Ubisoft a souligné les nouvelles mesures qu’elle prend pour améliorer la culture du travail. Cependant, le groupe A Better Ubisoft a critiqué l’entreprise pour le manque de progrès et pour ne pas avoir licencié les personnes accusées de mauvaise conduite.

Comment Ubisoft améliore-t-il sa culture d’entreprise ?

La dernière mise à jour sur la culture d’entreprise d’Ubisoft est la suivante détaillée dans un billet de blog par Anika Grant, directrice des ressources humaines, et Raashi Sikka, vice-présidente chargée de la diversité et de l’inclusion au niveau mondial, deux femmes qui ont fait leurs preuves dans la lutte contre la pauvreté. ont quitté Uber pour rejoindre l’entreprise.

Voici les principaux changements soulignés dans le post :

  • Ubisoft a augmenté le nombre de femmes employées, passant de 22% en 2020 à 25% de l’effectif total. En plus de cela, l’entreprise compte 42% et 45% de femmes dans son comité exécutif et son conseil d’administration, respectivement ;
  • L’entreprise a lancé un « programme dédié à la neurodiversité » visant à embaucher et à soutenir davantage de candidats neurodivers, ainsi que quelques autres programmes d’inclusivité ;
  • L’une des nouvelles initiatives est un « programme global d’auto-identification », qui aidera les employés à partager des informations supplémentaires sur leur identité (sexe, race, ethnicité, etc.) et permettra à Ubisoft de mieux comprendre son personnel ;
  • La société a établi une stratégie pluriannuelle appelée « Project Rise » visant à augmenter la représentation de ses joueurs et à améliorer l’acquisition et le développement de ses talents ;
  • Ubisoft a créé l’équipe Inclusive Games and Content pour s’assurer que « la diversité et l’inclusion sont au cœur de tous nos jeux » ;
  • Au cours du dernier exercice, la société a réduit l’écart de rémunération entre les sexes de 1,7 % à 1,3 %.

Que dit « Un meilleur Ubisoft » ?

Huit personnes du groupe A Better Ubisoft (ABU) ont commenté les efforts de la société dans un communiqué de presse. interview avec la communauté de fans AC Sisterhood (repéré par GamesIndustry.biz).

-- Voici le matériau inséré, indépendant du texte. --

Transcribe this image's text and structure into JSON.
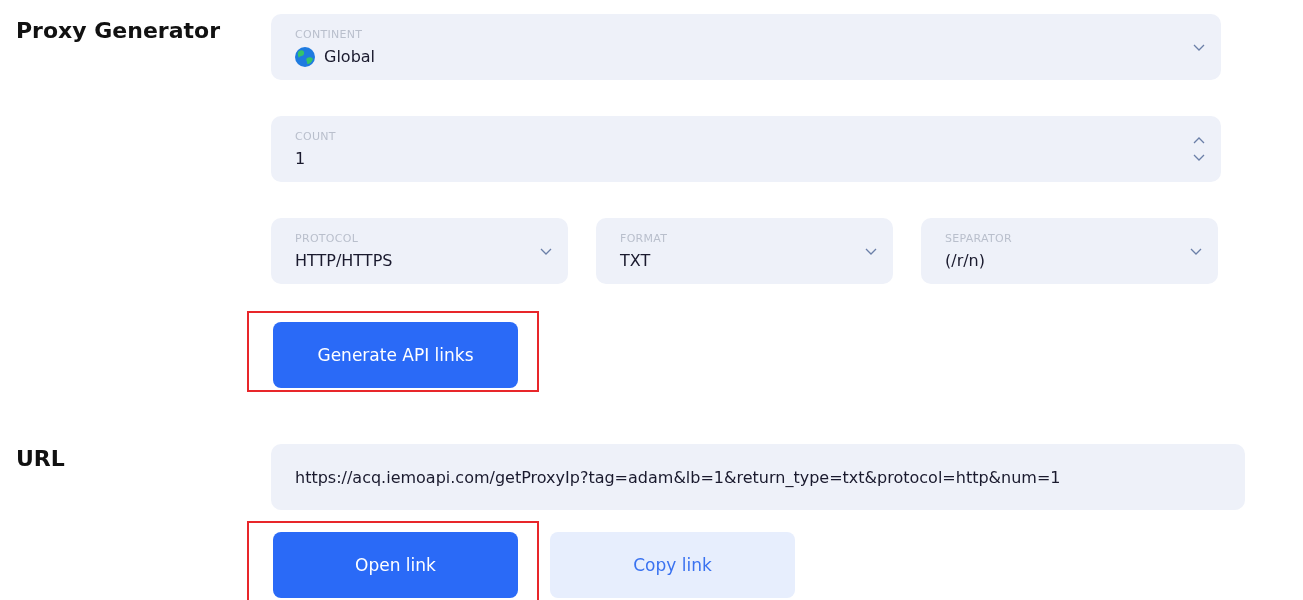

  • Les militants reconnaissent qu’Ubisoft a introduit des changements positifs, notamment un système de signalement des abus, des ateliers D&I, des promotions et des augmentations de salaire pour les femmes et des remaniements d’équipe.
  • Cependant, l’ABU estime qu’Ubisoft ne progresse toujours pas dans l’assainissement de sa culture d’entreprise depuis que l’affaire de l’abus de pouvoir a éclaté. infâme scandale de harcèlement.
  • De plus, certains des changements positifs étaient locaux et n’affectaient pas les processus globaux de l’entreprise.
  • « Les changements ont été minimes de mon point de vue », a déclaré une personne sous le pseudonyme de Benoit. « Beaucoup de paroles et peu de gestes ».
  • Bien qu’Ubisoft ait remplacé des responsables RH clés, certaines personnes « directement responsables du rejet des plaintes et de la protection des abuseurs pendant de nombreuses années restent en poste aujourd’hui. »
  • ABU exhorte la société à prendre toutes les plaintes au sérieux et à finalement « se débarrasser de tous les délinquants ».
  • S’adressant à AC Sisterhood, Anika Grant a déclaré que l’entreprise « continue de s’engager dans un dialogue ouvert et honnête avec tous nos employés et s’assure que leurs commentaires peuvent aider à façonner nos stratégies et initiatives RH globales. »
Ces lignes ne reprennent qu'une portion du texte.